FSBO: More than just the clown from Modern Family
If you are buying or selling in a private or FSBO transaction, our Cornwall real estate lawyers strongly recommend having a lawyer draft the agreement, or at least look over the agreement before you sign it. Find out why in this article.
Ok, so technically Cam’s clown name is “Fizbo”, but it sounds the same.
FSBO is an acronym of “For Sale By Owner”. In these transactions, the seller has not retained the services of a professional real estate agent to assist with the sale of their home. The seller is gathering the information, taking photos, and marketing the property on their own. FSBO sellers hope to save the commission fees when they sell without a realtor.
If you are buying or selling in a private or FSBO transaction, our Cornwall real estate lawyers strongly recommend having a lawyer draft the agreement, or at least look over the agreement before you sign it.
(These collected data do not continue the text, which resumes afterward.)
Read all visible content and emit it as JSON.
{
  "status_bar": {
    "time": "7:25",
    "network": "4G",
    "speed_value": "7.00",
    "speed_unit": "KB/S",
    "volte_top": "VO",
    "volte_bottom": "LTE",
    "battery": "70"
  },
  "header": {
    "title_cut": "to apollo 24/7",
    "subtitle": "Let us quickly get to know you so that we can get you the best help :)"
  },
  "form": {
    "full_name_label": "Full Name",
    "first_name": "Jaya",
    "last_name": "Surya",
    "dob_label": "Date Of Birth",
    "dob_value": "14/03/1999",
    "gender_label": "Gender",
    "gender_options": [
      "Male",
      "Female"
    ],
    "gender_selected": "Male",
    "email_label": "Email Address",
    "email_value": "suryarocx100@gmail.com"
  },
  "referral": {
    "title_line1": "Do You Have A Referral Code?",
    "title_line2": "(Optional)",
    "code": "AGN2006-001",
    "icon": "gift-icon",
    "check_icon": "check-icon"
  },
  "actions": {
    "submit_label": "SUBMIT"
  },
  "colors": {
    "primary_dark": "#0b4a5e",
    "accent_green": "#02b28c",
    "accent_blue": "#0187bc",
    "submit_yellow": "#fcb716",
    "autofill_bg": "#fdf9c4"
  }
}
Some problems we find in FSBO agreements:
- Paying deposits directly to sellers. This is a HUGE no. If you give a few thousand dollar deposit directly to the seller, you have many issues. Firstly, the seller is not bound to hold it in trust or return it if the deal goes sour. Secondly, the buyer will need title insurance and the title insurer asks where the deposit was paid. If the deposit was paid directly, the file is flagged for potential fraud. It will take some time and maybe additional legal fees to prove this is not a fraudulent transaction.
- Improper or no listing of chattels or fixtures. A chattel (like a lawnmower) is presumed to be excluded unless it is listed in the agreement, while a fixture (a built in item, like light fixtures or dishwashers) are presumed to be included unless specifically excluded. If you don’t include or exclude these items, there will be issues on closing day. This is particularly an issue with things that are often rented, like hot water tanks.
- No or improper buyer conditions. Most offers are conditional upon certain things that the buyer needs to satisfy before they can firm up the deal – like financing, obtaining insurance, etc. If you enter into an unconditional deal and you can’t get financing, you are going to have some legal problems.
- No seller conditions. If the buyer has conditions, sometimes the seller wants to also have conditions, like being able to continue to accept offers and the buyer will have a short period of time to waive their conditions or abandon the offer, so the seller can accept a new offer. Without this provision, sellers can lose out on better offers.
- Incorrect legal description, lot dimensions, etc. The seller needs to be able to sell what was described in the agreement. Even if it is an innocent typo, you could run into legal problems if what you “sold” isn’t what you own.
- Not listing at an appropriate price. Homes don’t go for the list price very often. So trying to gauge the list price for your home is going to be difficult. You may not get the highest value. Buyers may also pay too much and run into financing problems if the list price does not match the appraisal.
While FSBO deals have a legitimate place in the real estate market, just be sure you know the risks. Get legal advice early in the process.